Enable-ExperimentalFeature [[-Name] <string[]>] [-Scope { CurrentUser | AllUsers }] [<CommonParameters>]
Disable-ExperimentalFeature [[-Name] <string[]>] [-Scope { CurrentUser | AllUsers }] [<CommonParameters>]
These cmdlets allow users to selectively enable and disable experimental features.
The -Name
parameter shall accept ValueFromPipelineByPropertyName
and is the name of the experimental feature.
The -Scope
parameter is optional and defaults to CurrentUser
and will create or update the
powershell.config.json
in $HOME\Documents\PowerShell\powershell.config.json
on Windows
and from $HOME/.config/powershell/powershell.config.json
on Linux and macOS.
If -Scope
is AllUsers
, it will create or update $PSHOME\powershell.config.json
.
Experimental features are read and enabled at PowerShell startup, so a warning message will be provided informing the user:
Experimental feature changes will only be applied after restarting PowerShell.

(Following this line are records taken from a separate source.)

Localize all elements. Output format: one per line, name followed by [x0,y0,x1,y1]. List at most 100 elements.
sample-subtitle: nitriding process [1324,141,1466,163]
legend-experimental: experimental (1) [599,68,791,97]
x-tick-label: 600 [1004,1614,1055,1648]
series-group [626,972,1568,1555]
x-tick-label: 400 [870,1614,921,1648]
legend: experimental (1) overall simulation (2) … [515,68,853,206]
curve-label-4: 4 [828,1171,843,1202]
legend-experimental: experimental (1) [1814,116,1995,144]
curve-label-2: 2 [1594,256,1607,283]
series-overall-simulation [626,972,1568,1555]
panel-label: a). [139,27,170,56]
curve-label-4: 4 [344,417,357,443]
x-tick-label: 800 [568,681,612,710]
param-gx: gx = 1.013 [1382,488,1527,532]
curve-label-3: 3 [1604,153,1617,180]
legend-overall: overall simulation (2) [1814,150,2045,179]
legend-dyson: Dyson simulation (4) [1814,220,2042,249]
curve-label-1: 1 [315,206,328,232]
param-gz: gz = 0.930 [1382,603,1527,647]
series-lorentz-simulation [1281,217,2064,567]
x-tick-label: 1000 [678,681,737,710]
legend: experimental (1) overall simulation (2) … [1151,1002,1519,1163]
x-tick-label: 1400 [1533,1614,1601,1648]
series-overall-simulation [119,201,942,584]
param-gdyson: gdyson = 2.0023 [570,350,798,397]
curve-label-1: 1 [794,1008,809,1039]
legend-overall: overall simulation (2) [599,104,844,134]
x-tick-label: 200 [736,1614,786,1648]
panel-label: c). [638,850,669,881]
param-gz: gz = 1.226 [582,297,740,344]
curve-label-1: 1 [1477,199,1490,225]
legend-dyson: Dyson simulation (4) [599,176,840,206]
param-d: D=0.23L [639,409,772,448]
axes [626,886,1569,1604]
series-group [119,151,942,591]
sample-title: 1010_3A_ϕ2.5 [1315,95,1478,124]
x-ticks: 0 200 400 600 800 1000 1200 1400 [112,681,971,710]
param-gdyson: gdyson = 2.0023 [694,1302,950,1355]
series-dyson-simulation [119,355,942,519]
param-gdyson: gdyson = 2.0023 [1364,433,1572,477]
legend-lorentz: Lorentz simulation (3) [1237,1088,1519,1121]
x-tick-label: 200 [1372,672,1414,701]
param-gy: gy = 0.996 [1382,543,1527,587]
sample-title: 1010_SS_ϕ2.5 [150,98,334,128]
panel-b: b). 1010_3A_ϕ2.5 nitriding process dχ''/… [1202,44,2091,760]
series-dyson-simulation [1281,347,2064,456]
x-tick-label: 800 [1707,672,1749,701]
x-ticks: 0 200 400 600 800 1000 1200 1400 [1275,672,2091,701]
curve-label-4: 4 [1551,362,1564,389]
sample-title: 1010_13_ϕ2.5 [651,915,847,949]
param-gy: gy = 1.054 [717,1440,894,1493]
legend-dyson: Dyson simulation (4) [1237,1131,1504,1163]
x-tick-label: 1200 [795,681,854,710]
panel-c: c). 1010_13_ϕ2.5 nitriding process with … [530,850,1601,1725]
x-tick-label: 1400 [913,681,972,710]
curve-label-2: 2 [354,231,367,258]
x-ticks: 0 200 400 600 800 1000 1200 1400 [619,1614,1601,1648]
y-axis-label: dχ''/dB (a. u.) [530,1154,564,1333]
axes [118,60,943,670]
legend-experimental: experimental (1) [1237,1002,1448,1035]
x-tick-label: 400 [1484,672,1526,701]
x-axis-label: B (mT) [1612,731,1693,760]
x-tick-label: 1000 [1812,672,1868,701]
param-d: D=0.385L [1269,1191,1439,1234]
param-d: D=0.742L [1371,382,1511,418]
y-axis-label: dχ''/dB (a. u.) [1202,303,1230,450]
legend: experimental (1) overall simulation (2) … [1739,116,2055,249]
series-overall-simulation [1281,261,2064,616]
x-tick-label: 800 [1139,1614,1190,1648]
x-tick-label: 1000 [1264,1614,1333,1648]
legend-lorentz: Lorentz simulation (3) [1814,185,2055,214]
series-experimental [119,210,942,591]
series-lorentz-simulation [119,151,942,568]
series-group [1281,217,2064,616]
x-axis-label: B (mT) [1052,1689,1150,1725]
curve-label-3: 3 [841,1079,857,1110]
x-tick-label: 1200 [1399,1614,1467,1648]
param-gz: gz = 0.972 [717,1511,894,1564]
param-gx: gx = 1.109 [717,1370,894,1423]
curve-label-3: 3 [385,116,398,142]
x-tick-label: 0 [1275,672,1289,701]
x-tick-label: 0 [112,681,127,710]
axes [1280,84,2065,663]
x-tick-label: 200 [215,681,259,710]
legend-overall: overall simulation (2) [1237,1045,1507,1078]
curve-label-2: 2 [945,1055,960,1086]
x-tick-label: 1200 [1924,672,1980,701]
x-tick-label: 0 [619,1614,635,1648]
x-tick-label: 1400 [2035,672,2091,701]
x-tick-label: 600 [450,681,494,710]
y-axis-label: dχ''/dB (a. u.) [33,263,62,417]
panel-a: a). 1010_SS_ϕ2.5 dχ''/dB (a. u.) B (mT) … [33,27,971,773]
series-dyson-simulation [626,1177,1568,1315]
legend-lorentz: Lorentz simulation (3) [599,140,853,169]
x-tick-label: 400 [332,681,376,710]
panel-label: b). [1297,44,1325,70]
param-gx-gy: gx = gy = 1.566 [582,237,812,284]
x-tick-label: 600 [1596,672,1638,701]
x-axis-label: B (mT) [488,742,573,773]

Upon success, there is no output other than the warning message.
Currently, an experimental feature has an Enabled
property that is true
or false
.
In addition to the warning message that a restart is required after changing experimental feature status,
the Enabled
property could be changed to an enum instead of a boolean: True, False, Pending.
However, since experimental features is expected to be used by more advanced users,
this seems unnecessary.
Alternatively, we can add a RestartRequired
property to indicate an enabled feature is pending.
In the case where an Experimental Feature no longer experimental (whether accepted or rejected),
the config file may still have that feature listed.
We can add a State
property that has enum values: Available, NotAvailable.
This State
can also convey the RestartRequired
state.
If this becomes a problem in the future, we can have cmdlets to help clean-up non-valid settings in the
configuration (which will be more than just experimental features).
Since this is additive, this is currently outside the scope of this RFC.
The system (AllUsers) configuration is in $PSHOME
and specific to that instance of PowerShell.
The user config is global to all instances of PowerShell which can create problems.
For experimental features, this is not a big issue as experimental features listed to
be enabled in the config file that don't exist are silently ignored.
However, other configuration that one may want to apply to a preview release and not a
stable release cannot be applied except for AllUsers currently.
This should be addressed in a separate configuration RFC.